Two Models, One Architecture

V4-Pro carries 1.6 trillion total parameters with 49 billion active per token. V4-Flash runs at 284 billion total with 13 billion active. Both ship with open weights on Hugging Face, support the OpenAI ChatCompletions and Anthropic API formats, and default to 1 million token context across all DeepSeek services, per the release notes.

The 1 million token context represents an 8x jump from V3’s 128,000 token window. At that length, V4-Pro uses only 27% of the single-token inference FLOPs and 10% of the KV cache size compared to V3.2, Fello AI reported based on the technical paper. V4-Flash pushes efficiency further to 10% of FLOPs and 7% of cache.

The architectural innovation behind these numbers is DeepSeek Sparse Attention (DSA), a novel attention mechanism using token-wise compression that the team frames as breaking “the efficiency barrier of ultra-long-context processing,” according to the technical report.

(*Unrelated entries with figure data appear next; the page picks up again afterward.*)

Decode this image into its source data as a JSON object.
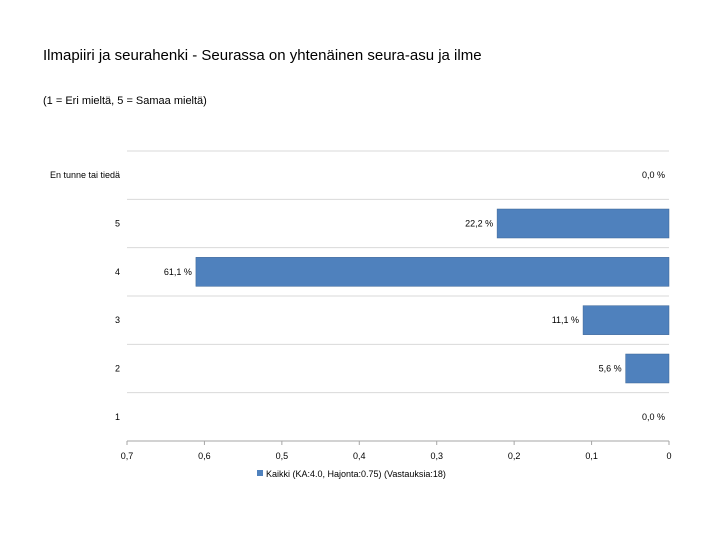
{
  "chart_data": {
    "type": "bar",
    "orientation": "horizontal",
    "title": "Ilmapiiri ja seurahenki - Seurassa on yhtenäinen seura-asu ja ilme",
    "subtitle": "(1 = Eri mieltä, 5 = Samaa mieltä)",
    "categories": [
      "En tunne tai tiedä",
      "5",
      "4",
      "3",
      "2",
      "1"
    ],
    "series": [
      {
        "name": "Kaikki (KA:4.0, Hajonta:0.75) (Vastauksia:18)",
        "values": [
          0.0,
          0.222,
          0.611,
          0.111,
          0.056,
          0.0
        ],
        "value_labels": [
          "0,0 %",
          "22,2 %",
          "61,1 %",
          "11,1 %",
          "5,6 %",
          "0,0 %"
        ]
      }
    ],
    "xlim": [
      0.7,
      0
    ],
    "x_reversed": true,
    "x_ticks": [
      0.7,
      0.6,
      0.5,
      0.4,
      0.3,
      0.2,
      0.1,
      0
    ],
    "x_tick_labels": [
      "0,7",
      "0,6",
      "0,5",
      "0,4",
      "0,3",
      "0,2",
      "0,1",
      "0"
    ],
    "grid": "horizontal",
    "legend_position": "bottom",
    "bar_color": "#4f81bd"
  }
}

Benchmarks and Positioning

On standard reasoning benchmarks, V4-Pro-Max sits between OpenAI’s GPT-5.2 and GPT-5.4, falling “marginally short” of GPT-5.4 and Google’s Gemini 3.1-Pro, according to TechXplore’s AP reporting. On Codeforces, V4-Pro reaches a 3,206 rating, ranking 23rd among human competitors, per Fello AI.

On agentic tasks specifically, DeepSeek claims V4-Pro outperforms Anthropic’s Claude Sonnet 4.5 and approaches Claude Opus 4.5, TechXplore reported. V4-Flash performs on par with V4-Pro on simpler agent tasks.

“Based on the benchmark results, it does appear DeepSeek V4 is going to be very competitive against its U.S. rivals,” Lian Jye Su, chief analyst at research group Omdia, told TechXplore.

Huawei Chips, Not Nvidia

V4 was trained on Huawei Ascend chips, not Nvidia hardware. Huawei confirmed compatibility in a separate statement on Friday, TechXplore reported. Marina Zhang, associate professor at the University of Technology Sydney, called the release “a pivotal milestone for China’s AI industry,” describing it as a demonstration of technical feasibility outside the Nvidia-dominated computing ecosystem “amid sustained technological decoupling between China and the U.S.”

Agent Integration

DeepSeek’s release notes emphasize dedicated agent optimizations. V4 is “seamlessly integrated with leading AI agents like Claude Code, OpenClaw & OpenCode” and already drives DeepSeek’s internal agentic coding workflows, per the API documentation. The dual Thinking/Non-Thinking modes across both models enable agents to toggle between deep reasoning and fast execution.

The legacy deepseek-chat and deepseek-reasoner endpoints will be fully retired after July 24, 2026, with traffic currently routing to V4-Flash.

Context as Competitive Axis

The release arrived hours after OpenAI shipped GPT-5.5 on April 23. Where OpenAI leads on raw capability at the frontier, DeepSeek is competing on the cost-efficiency curve for long-context agent workloads. For teams running autonomous agents that process large codebases, legal documents, or multi-step task histories, a 1 million token context at drastically reduced compute cost changes the economics of what agents can hold in working memory.